Why Linux Still Feels Unstable

Regular users expect applications to have bugs. An app can crash, an update can break something, and another update can fix it. That’s annoying, but it is still treated as normal software behavior.
The system is different. For most people, the system means everything from the kernel to the desktop environment. It is the frame in which other programs run. A desktop environment is not perceived as just another application, and honestly it shouldn’t be. When it breaks, the whole computer feels broken.
The Hobbyist Software Problem
Many important linux projects still do not have a clean separation between stable and beta versions. Changes get merged into master, bugs get fixed on master, and releases are sometimes treated more like tags than seriously tested products.
That leaves stable distributions in a strange position. The maintainers can freeze software at a specific point in time and hope the snapshot is good. Sometimes it is. Sometimes it isn’t. Then upstream developers complain that Debian users report bugs that were fixed after the freeze, in a version those users do not have.
In an ideal world, important desktop software would have a real LTS branch used by stable distributions and a separate fast-moving branch for bleeding edge systems.
Arch Changed My View
Using Arch changed how I look at Linux stability.
I used to blame the distribution when the system felt unstable. Now I think it depends much more on the upstream software you choose to run. A distribution can package software well, but it cannot magically turn unstable projects into stable ones.

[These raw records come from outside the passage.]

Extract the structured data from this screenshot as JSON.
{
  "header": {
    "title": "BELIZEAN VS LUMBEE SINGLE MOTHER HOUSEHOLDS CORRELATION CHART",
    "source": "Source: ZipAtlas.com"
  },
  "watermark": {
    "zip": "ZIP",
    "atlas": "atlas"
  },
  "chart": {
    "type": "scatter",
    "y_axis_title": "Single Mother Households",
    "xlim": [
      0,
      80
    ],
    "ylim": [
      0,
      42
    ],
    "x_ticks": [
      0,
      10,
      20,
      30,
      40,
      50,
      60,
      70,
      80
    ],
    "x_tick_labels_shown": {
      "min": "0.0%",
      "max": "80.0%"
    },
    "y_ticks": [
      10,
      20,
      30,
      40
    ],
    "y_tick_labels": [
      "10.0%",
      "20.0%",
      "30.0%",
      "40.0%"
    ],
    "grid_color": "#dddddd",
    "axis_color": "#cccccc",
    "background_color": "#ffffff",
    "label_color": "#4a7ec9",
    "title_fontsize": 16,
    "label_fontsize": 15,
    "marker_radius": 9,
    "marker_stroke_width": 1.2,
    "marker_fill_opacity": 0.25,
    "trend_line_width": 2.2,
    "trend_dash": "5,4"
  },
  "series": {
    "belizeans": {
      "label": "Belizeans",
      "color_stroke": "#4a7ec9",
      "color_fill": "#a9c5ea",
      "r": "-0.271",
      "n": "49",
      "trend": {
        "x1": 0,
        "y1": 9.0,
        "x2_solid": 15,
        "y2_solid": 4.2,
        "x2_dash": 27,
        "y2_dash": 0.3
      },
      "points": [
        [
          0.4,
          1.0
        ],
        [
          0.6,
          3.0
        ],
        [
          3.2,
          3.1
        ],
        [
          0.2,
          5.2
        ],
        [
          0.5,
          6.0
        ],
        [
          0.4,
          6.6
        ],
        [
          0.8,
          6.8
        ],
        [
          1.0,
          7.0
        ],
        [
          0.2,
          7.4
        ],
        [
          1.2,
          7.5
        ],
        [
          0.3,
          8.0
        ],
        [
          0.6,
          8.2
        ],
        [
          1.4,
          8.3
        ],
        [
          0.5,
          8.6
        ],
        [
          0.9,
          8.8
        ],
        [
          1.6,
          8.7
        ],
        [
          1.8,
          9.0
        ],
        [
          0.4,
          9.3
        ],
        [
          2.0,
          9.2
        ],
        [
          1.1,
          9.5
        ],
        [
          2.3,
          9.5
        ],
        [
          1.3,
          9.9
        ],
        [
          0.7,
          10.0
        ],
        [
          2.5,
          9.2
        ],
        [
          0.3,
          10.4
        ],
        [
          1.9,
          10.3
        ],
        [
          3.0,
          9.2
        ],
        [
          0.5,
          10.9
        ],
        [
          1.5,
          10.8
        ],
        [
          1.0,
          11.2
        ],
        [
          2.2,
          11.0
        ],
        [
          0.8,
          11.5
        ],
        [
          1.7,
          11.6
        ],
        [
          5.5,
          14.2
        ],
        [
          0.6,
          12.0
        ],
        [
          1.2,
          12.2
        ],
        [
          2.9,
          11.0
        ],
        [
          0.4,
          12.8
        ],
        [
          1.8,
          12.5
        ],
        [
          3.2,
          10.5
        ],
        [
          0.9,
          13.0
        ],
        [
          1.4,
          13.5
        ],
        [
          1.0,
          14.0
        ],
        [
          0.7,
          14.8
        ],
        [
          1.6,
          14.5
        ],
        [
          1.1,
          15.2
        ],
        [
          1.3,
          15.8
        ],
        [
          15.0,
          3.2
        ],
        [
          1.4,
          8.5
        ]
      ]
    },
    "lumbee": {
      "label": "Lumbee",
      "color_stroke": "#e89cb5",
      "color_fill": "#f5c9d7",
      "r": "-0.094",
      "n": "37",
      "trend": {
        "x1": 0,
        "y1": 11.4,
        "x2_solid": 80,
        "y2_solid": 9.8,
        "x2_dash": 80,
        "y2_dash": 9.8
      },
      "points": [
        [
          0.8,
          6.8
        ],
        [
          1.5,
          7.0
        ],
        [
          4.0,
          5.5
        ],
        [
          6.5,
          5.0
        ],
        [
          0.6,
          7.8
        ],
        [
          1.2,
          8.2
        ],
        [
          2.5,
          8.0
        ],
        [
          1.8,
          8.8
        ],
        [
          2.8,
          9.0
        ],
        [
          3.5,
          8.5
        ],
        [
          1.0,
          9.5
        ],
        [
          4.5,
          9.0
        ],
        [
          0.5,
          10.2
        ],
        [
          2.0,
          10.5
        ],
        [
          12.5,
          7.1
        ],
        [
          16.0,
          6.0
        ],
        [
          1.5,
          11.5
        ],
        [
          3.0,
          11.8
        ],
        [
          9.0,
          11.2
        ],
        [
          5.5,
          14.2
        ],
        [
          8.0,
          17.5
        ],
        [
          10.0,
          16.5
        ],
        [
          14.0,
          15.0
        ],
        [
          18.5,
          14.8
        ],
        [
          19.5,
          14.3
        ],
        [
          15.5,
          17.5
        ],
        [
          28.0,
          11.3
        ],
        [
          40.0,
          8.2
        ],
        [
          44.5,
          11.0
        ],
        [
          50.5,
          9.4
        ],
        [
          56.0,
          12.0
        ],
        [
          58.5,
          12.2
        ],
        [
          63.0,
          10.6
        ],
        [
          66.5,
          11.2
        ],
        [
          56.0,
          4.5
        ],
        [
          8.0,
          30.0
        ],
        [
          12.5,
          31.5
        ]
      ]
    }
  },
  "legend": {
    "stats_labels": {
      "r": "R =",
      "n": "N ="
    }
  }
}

Some developers rarely make changes but show up when something actually needs to be fixed. These projects may look dead from the outside, but they are often the healthy ones. If something works, don’t break it. High activity does not automatically mean high quality. Sometimes it means the opposite.
This also explains why Arch users report such different experiences. Some people run Arch for years without serious problems. Others install it, hit bugs constantly, and conclude that Arch is unstable. Both can be right.
The typical Arch power user is often a minimalist. They use boring tools, small components, and software that does one thing well. Sometimes it is literally suckless-style software that barely changes because there is not much left to add.
Other users install the newest trending desktop tools, shiny extensions, experimental compositors, and half-finished graphical utilities. Sooner or later, that stack will hurt.
There Will Be No Linux Exodus
For these reasons, neither LTS distributions nor rolling releases can guarantee the kind of stability most Windows users expect.
The expectations have changed too. In the Windows XP era, people were used to constant errors, driver problems, and blue screens. Today Windows 10 and Windows 11 create frustration because something breaks from time to time.
Linux desktop has many strengths. It can be fast, flexible, private, configurable, and pleasant to use. But for regular users, the question is simpler: will the computer keep working without turning into a maintenance project?
That is why I do not expect a mass exodus from Windows to Linux. Some users will try it, enjoy the first weeks, and then go back to Windows or move to macOS. And despite all its flaws, macOS gives them something Linux still struggles to promise consistently: a boringly stable desktop.